Lobariella flynniana

Scientific classification
- Kingdom: Fungi
- Division: Ascomycota
- Class: Lecanoromycetes
- Order: Peltigerales
- Family: Peltigeraceae
- Genus: Lobariella
- Species: L. flynniana
- Binomial name: Lobariella flynniana Lücking, B.Moncada & C.W.Sm. (2017)

= Lobariella flynniana =

- Authority: Lücking, B.Moncada & C.W.Sm. (2017)

Species of lichen

Lobariella flynniana is a species of lichen in the family Peltigeraceae. Found in Hawaii, it was formally described as a new species in 2017 by lichenologists Robert Lücking Bibiana Moncada and Clifford Smith. The type specimen was collected from the western slopes of Mount Waialeale in Kōkeʻe State Park (Kauai) at an elevation of 1250–1350 m. It is known to occur only at the type locality, a montane, mesic forest, where it grows on tree branches. The lichen thallus has numerous extensively branches lobules that give it a somewhat fruticose (bushy) appearance; this morphology is unique in the genus Lobariella.
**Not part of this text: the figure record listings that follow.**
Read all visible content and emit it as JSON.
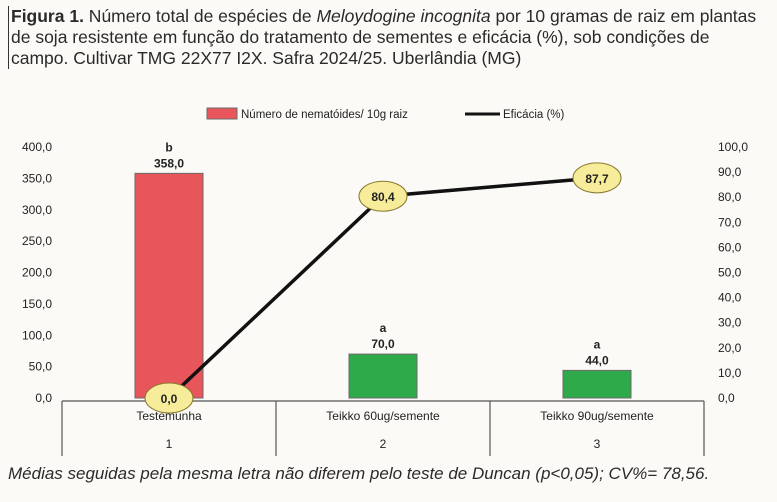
{
  "caption": {
    "figure_label": "Figura 1.",
    "text_before_species": " Número total de espécies de ",
    "species": "Meloydogine incognita",
    "text_after_species": " por 10 gramas de raiz em plantas de soja resistente em função do tratamento de sementes e eficácia (%), sob condições de campo. Cultivar TMG 22X77 I2X. Safra 2024/25. Uberlândia (MG)"
  },
  "footnote": "Médias seguidas pela mesma letra não diferem pelo teste de Duncan (p<0,05); CV%= 78,56.",
  "colors": {
    "bar_1": "#e8555a",
    "bar_2": "#2eaa4a",
    "bar_3": "#2eaa4a",
    "line": "#111111",
    "marker_fill": "#f6ec9a",
    "marker_stroke": "#8a7a30"
  },
  "chart_data": {
    "type": "bar",
    "categories": [
      "Testemunha",
      "Teikko 60ug/semente",
      "Teikko 90ug/semente"
    ],
    "category_numbers": [
      "1",
      "2",
      "3"
    ],
    "series": [
      {
        "name": "Número de nematóides/ 10g raiz",
        "type": "bar",
        "axis": "left",
        "values": [
          358.0,
          70.0,
          44.0
        ],
        "value_labels": [
          "358,0",
          "70,0",
          "44,0"
        ],
        "letters": [
          "b",
          "a",
          "a"
        ]
      },
      {
        "name": "Eficácia (%)",
        "type": "line",
        "axis": "right",
        "values": [
          0.0,
          80.4,
          87.7
        ],
        "value_labels": [
          "0,0",
          "80,4",
          "87,7"
        ]
      }
    ],
    "ylim_left": [
      0,
      400
    ],
    "yticks_left": [
      "0,0",
      "50,0",
      "100,0",
      "150,0",
      "200,0",
      "250,0",
      "300,0",
      "350,0",
      "400,0"
    ],
    "ylim_right": [
      0,
      100
    ],
    "yticks_right": [
      "0,0",
      "10,0",
      "20,0",
      "30,0",
      "40,0",
      "50,0",
      "60,0",
      "70,0",
      "80,0",
      "90,0",
      "100,0"
    ],
    "legend_position": "top-center",
    "grid": false
  }
}
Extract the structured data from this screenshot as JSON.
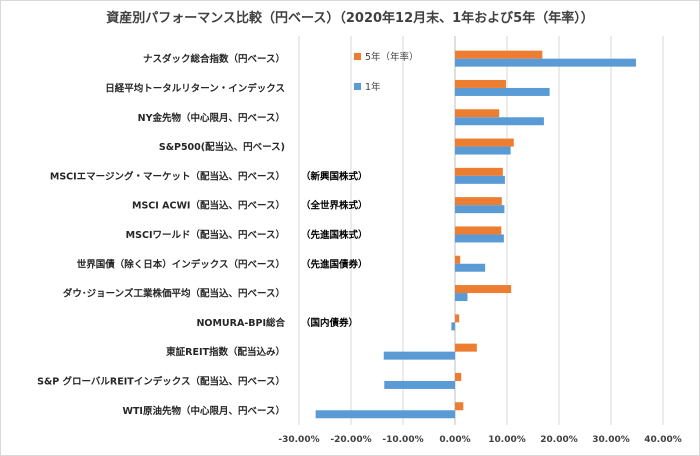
{
  "chart_data": {
    "type": "bar",
    "orientation": "horizontal",
    "title": "資産別パフォーマンス比較（円ベース）（2020年12月末、1年および5年（年率））",
    "categories": [
      "ナスダック総合指数（円ベース）",
      "日経平均トータルリターン・インデックス",
      "NY金先物（中心限月、円ベース）",
      "S&P500(配当込、円ベース)",
      "MSCIエマージング・マーケット（配当込、円ベース）",
      "MSCI ACWI（配当込、円ベース）",
      "MSCIワールド（配当込、円ベース）",
      "世界国債（除く日本）インデックス（円ベース）",
      "ダウ･ジョーンズ工業株価平均（配当込、円ベース）",
      "NOMURA-BPI総合",
      "東証REIT指数（配当込み）",
      "S&P グローバルREITインデックス（配当込、円ベース）",
      "WTI原油先物（中心限月、円ベース）"
    ],
    "category_notes": [
      "",
      "",
      "",
      "",
      "（新興国株式）",
      "（全世界株式）",
      "（先進国株式）",
      "（先進国債券）",
      "",
      "（国内債券）",
      "",
      "",
      ""
    ],
    "series": [
      {
        "name": "5年（年率）",
        "color": "#ed7d31",
        "values": [
          16.8,
          9.8,
          8.5,
          11.3,
          9.2,
          9.0,
          8.9,
          1.0,
          10.8,
          0.8,
          4.2,
          1.2,
          1.6
        ]
      },
      {
        "name": "1年",
        "color": "#5b9bd5",
        "values": [
          34.8,
          18.2,
          17.1,
          10.7,
          9.6,
          9.5,
          9.4,
          5.8,
          2.4,
          -0.7,
          -13.7,
          -13.6,
          -26.8
        ]
      }
    ],
    "x_ticks": [
      "-30.00%",
      "-20.00%",
      "-10.00%",
      "0.00%",
      "10.00%",
      "20.00%",
      "30.00%",
      "40.00%"
    ],
    "xlim": [
      -30,
      40
    ],
    "grid": true,
    "legend_position": "top-right"
  }
}
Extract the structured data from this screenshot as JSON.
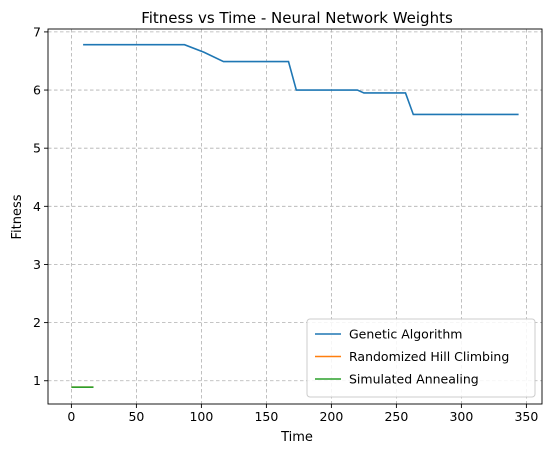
{
  "chart_data": {
    "type": "line",
    "title": "Fitness vs Time - Neural Network Weights",
    "xlabel": "Time",
    "ylabel": "Fitness",
    "xlim": [
      -18,
      362
    ],
    "ylim": [
      0.6,
      7.05
    ],
    "xticks": [
      0,
      50,
      100,
      150,
      200,
      250,
      300,
      350
    ],
    "yticks": [
      1,
      2,
      3,
      4,
      5,
      6,
      7
    ],
    "grid": true,
    "legend_position": "lower-right",
    "series": [
      {
        "name": "Genetic Algorithm",
        "color": "#1f77b4",
        "x": [
          9,
          87,
          102,
          117,
          167,
          173,
          220,
          225,
          257,
          263,
          344
        ],
        "y": [
          6.78,
          6.78,
          6.65,
          6.49,
          6.49,
          6.0,
          6.0,
          5.95,
          5.95,
          5.58,
          5.58
        ]
      },
      {
        "name": "Randomized Hill Climbing",
        "color": "#ff7f0e",
        "x": [
          0,
          17
        ],
        "y": [
          0.89,
          0.89
        ]
      },
      {
        "name": "Simulated Annealing",
        "color": "#2ca02c",
        "x": [
          0,
          17
        ],
        "y": [
          0.89,
          0.89
        ]
      }
    ]
  }
}
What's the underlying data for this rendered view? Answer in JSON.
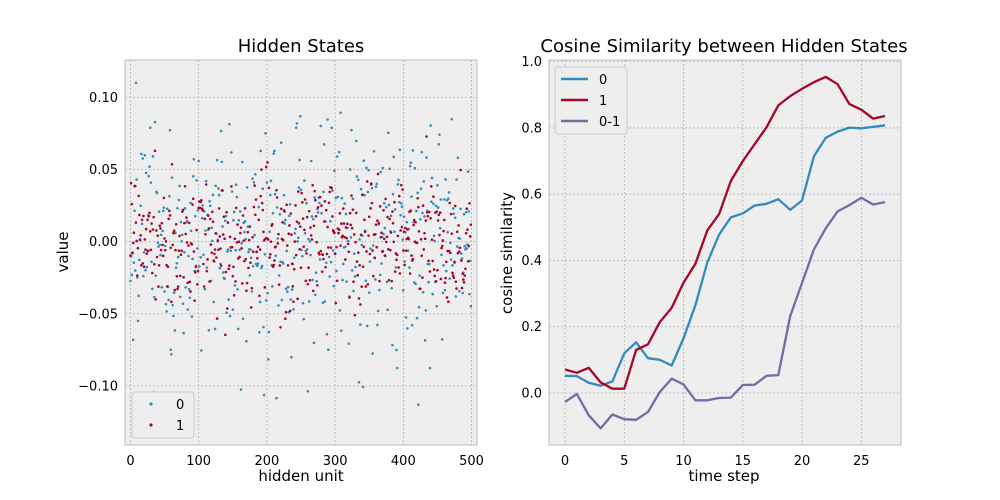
{
  "chart_data": [
    {
      "type": "scatter",
      "title": "Hidden States",
      "xlabel": "hidden unit",
      "ylabel": "value",
      "xlim": [
        -8,
        508
      ],
      "ylim": [
        -0.141,
        0.126
      ],
      "xticks": [
        0,
        100,
        200,
        300,
        400,
        500
      ],
      "xtick_labels": [
        "0",
        "100",
        "200",
        "300",
        "400",
        "500"
      ],
      "yticks": [
        -0.1,
        -0.05,
        0.0,
        0.05,
        0.1
      ],
      "ytick_labels": [
        "−0.10",
        "−0.05",
        "0.00",
        "0.05",
        "0.10"
      ],
      "grid": true,
      "legend_position": "lower-left",
      "series": [
        {
          "name": "0",
          "color": "#348abd",
          "n_points": 500,
          "spread": 0.04,
          "seed": 11
        },
        {
          "name": "1",
          "color": "#a60628",
          "n_points": 500,
          "spread": 0.022,
          "seed": 23
        }
      ]
    },
    {
      "type": "line",
      "title": "Cosine Similarity between Hidden States",
      "xlabel": "time step",
      "ylabel": "cosine similarity",
      "xlim": [
        -1.35,
        28.35
      ],
      "ylim": [
        -0.157,
        1.005
      ],
      "xticks": [
        0,
        5,
        10,
        15,
        20,
        25
      ],
      "xtick_labels": [
        "0",
        "5",
        "10",
        "15",
        "20",
        "25"
      ],
      "yticks": [
        0.0,
        0.2,
        0.4,
        0.6,
        0.8,
        1.0
      ],
      "ytick_labels": [
        "0.0",
        "0.2",
        "0.4",
        "0.6",
        "0.8",
        "1.0"
      ],
      "grid": true,
      "legend_position": "top-left",
      "x": [
        0,
        1,
        2,
        3,
        4,
        5,
        6,
        7,
        8,
        9,
        10,
        11,
        12,
        13,
        14,
        15,
        16,
        17,
        18,
        19,
        20,
        21,
        22,
        23,
        24,
        25,
        26,
        27
      ],
      "series": [
        {
          "name": "0",
          "color": "#348abd",
          "values": [
            0.052,
            0.051,
            0.031,
            0.022,
            0.035,
            0.12,
            0.153,
            0.105,
            0.1,
            0.083,
            0.165,
            0.265,
            0.393,
            0.478,
            0.53,
            0.542,
            0.566,
            0.571,
            0.585,
            0.553,
            0.581,
            0.714,
            0.77,
            0.789,
            0.801,
            0.799,
            0.803,
            0.808
          ]
        },
        {
          "name": "1",
          "color": "#a60628",
          "values": [
            0.071,
            0.061,
            0.076,
            0.032,
            0.013,
            0.013,
            0.13,
            0.147,
            0.214,
            0.257,
            0.333,
            0.39,
            0.49,
            0.54,
            0.64,
            0.7,
            0.751,
            0.802,
            0.868,
            0.896,
            0.918,
            0.938,
            0.954,
            0.932,
            0.872,
            0.855,
            0.828,
            0.836
          ]
        },
        {
          "name": "0-1",
          "color": "#7a68a6",
          "values": [
            -0.027,
            -0.003,
            -0.067,
            -0.107,
            -0.065,
            -0.079,
            -0.081,
            -0.057,
            0.003,
            0.043,
            0.026,
            -0.022,
            -0.022,
            -0.015,
            -0.014,
            0.024,
            0.025,
            0.052,
            0.054,
            0.232,
            0.332,
            0.433,
            0.497,
            0.548,
            0.567,
            0.589,
            0.569,
            0.576
          ]
        }
      ]
    }
  ]
}
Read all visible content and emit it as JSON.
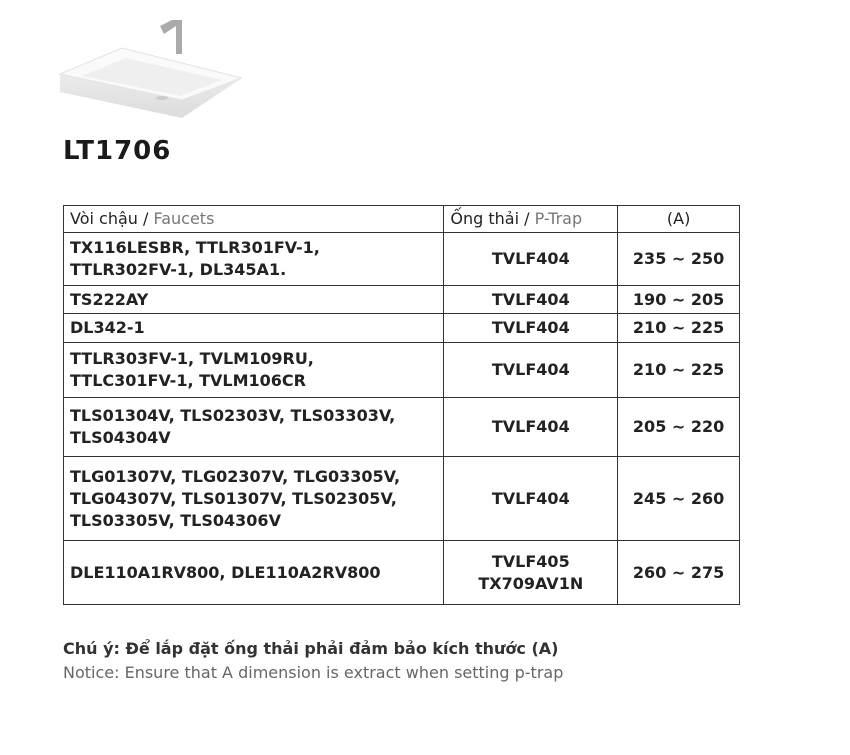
{
  "title": "LT1706",
  "table": {
    "headers": [
      {
        "vi": "Vòi chậu",
        "en": "Faucets"
      },
      {
        "vi": "Ống thải",
        "en": "P-Trap"
      },
      {
        "label": "(A)"
      }
    ],
    "rows": [
      {
        "faucets": [
          "TX116LESBR, TTLR301FV-1,",
          "TTLR302FV-1, DL345A1."
        ],
        "ptrap": [
          "TVLF404"
        ],
        "a": "235 ~ 250"
      },
      {
        "faucets": [
          "TS222AY"
        ],
        "ptrap": [
          "TVLF404"
        ],
        "a": "190 ~ 205"
      },
      {
        "faucets": [
          "DL342-1"
        ],
        "ptrap": [
          "TVLF404"
        ],
        "a": "210 ~ 225"
      },
      {
        "faucets": [
          "TTLR303FV-1, TVLM109RU,",
          "TTLC301FV-1, TVLM106CR"
        ],
        "ptrap": [
          "TVLF404"
        ],
        "a": "210 ~ 225"
      },
      {
        "faucets": [
          "TLS01304V, TLS02303V, TLS03303V,",
          "TLS04304V"
        ],
        "ptrap": [
          "TVLF404"
        ],
        "a": "205 ~ 220"
      },
      {
        "faucets": [
          "TLG01307V, TLG02307V, TLG03305V,",
          "TLG04307V, TLS01307V, TLS02305V,",
          "TLS03305V, TLS04306V"
        ],
        "ptrap": [
          "TVLF404"
        ],
        "a": "245 ~ 260"
      },
      {
        "faucets": [
          "DLE110A1RV800, DLE110A2RV800"
        ],
        "ptrap": [
          "TVLF405",
          "TX709AV1N"
        ],
        "a": "260 ~ 275"
      }
    ]
  },
  "notes": {
    "vi": "Chú ý: Để lắp đặt ống thải phải đảm bảo kích thước (A)",
    "en": "Notice: Ensure that A dimension is extract when setting p-trap"
  }
}
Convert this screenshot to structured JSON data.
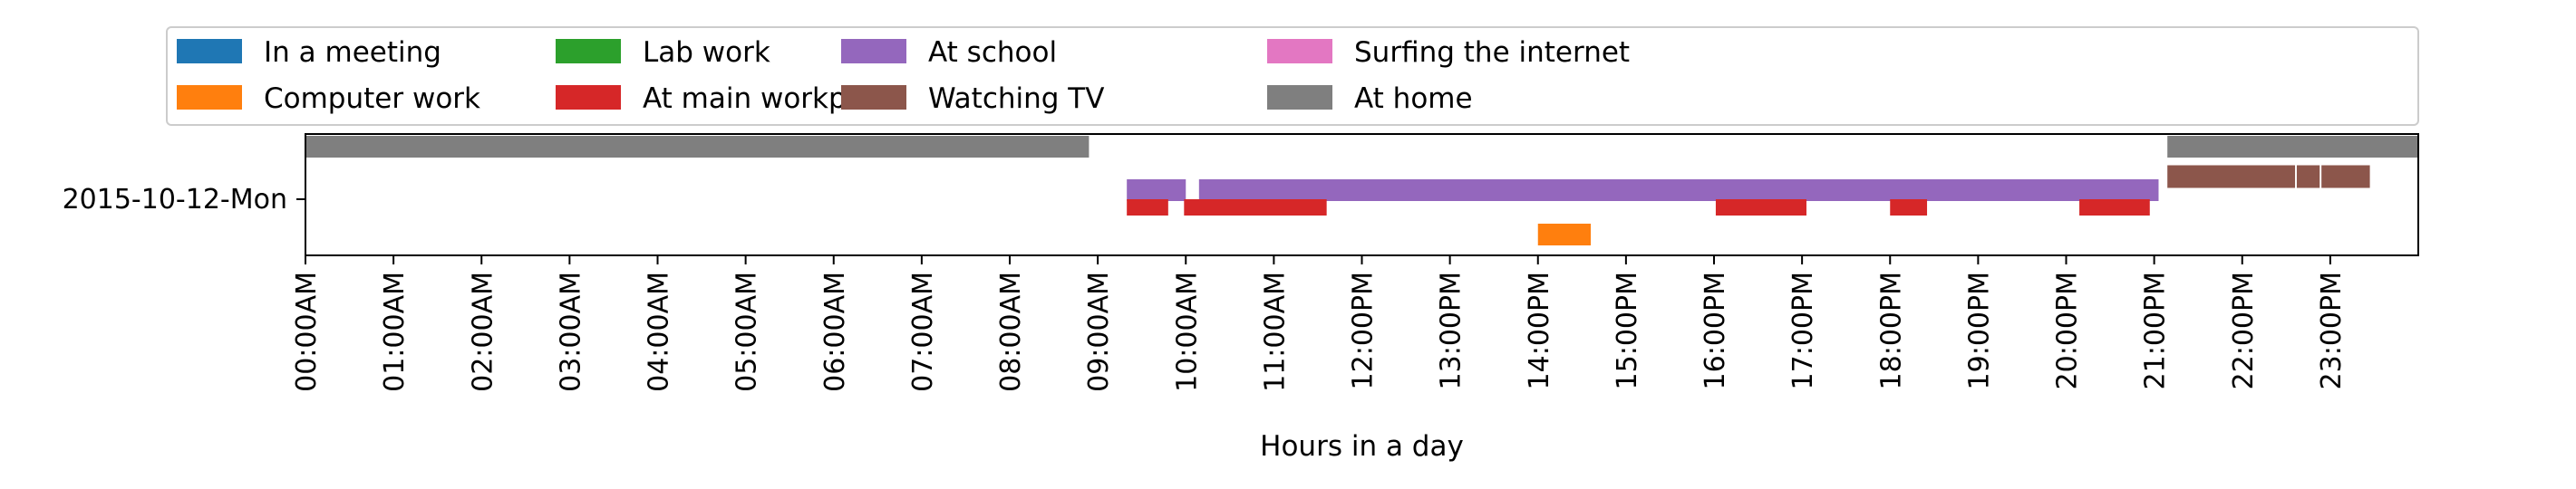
{
  "chart_data": {
    "type": "bar",
    "orientation": "horizontal-timeline",
    "title": "",
    "xlabel": "Hours in a day",
    "ylabel": "",
    "xlim": [
      0,
      24
    ],
    "x_ticks": [
      "00:00AM",
      "01:00AM",
      "02:00AM",
      "03:00AM",
      "04:00AM",
      "05:00AM",
      "06:00AM",
      "07:00AM",
      "08:00AM",
      "09:00AM",
      "10:00AM",
      "11:00AM",
      "12:00PM",
      "13:00PM",
      "14:00PM",
      "15:00PM",
      "16:00PM",
      "17:00PM",
      "18:00PM",
      "19:00PM",
      "20:00PM",
      "21:00PM",
      "22:00PM",
      "23:00PM"
    ],
    "categories": [
      "2015-10-12-Mon"
    ],
    "grid": false,
    "legend_position": "top",
    "series": [
      {
        "name": "In a meeting",
        "color": "#1f77b4",
        "intervals": []
      },
      {
        "name": "Computer work",
        "color": "#ff7f0e",
        "intervals": [
          [
            14.0,
            14.6
          ]
        ]
      },
      {
        "name": "Lab work",
        "color": "#2ca02c",
        "intervals": []
      },
      {
        "name": "At main workplace",
        "color": "#d62728",
        "intervals": [
          [
            9.33,
            9.8
          ],
          [
            9.98,
            11.6
          ],
          [
            16.02,
            17.05
          ],
          [
            18.0,
            18.42
          ],
          [
            20.15,
            20.95
          ]
        ]
      },
      {
        "name": "At school",
        "color": "#9467bd",
        "intervals": [
          [
            9.33,
            10.0
          ],
          [
            10.15,
            21.05
          ]
        ]
      },
      {
        "name": "Watching TV",
        "color": "#8c564b",
        "intervals": [
          [
            21.15,
            22.6
          ],
          [
            22.62,
            22.88
          ],
          [
            22.9,
            23.45
          ]
        ]
      },
      {
        "name": "Surfing the internet",
        "color": "#e377c2",
        "intervals": []
      },
      {
        "name": "At home",
        "color": "#7f7f7f",
        "intervals": [
          [
            0.0,
            8.9
          ],
          [
            21.15,
            24.0
          ]
        ]
      }
    ]
  }
}
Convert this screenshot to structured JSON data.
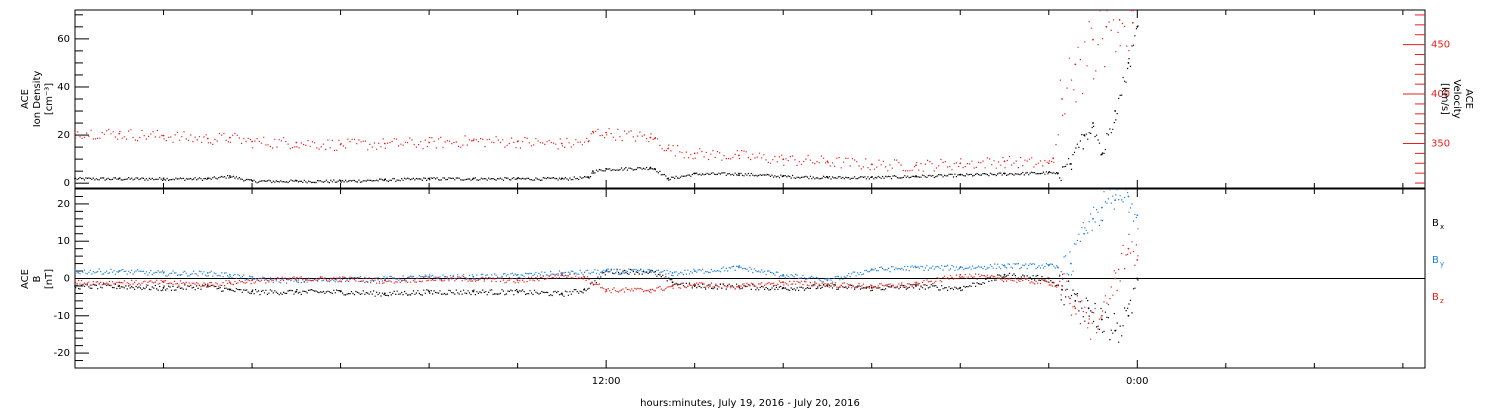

Secondary compounds that have been identified in Lobariella flynniana include pseudocyphellarin A, 4-O-methyl-gyrophoric acid, and gyrophoric acid. The specific epithet honours Timothy Flynn, the Herbarium Collections Manager at Kauai's National Tropical Botanical Garden, who assisted the authors with procuring the type.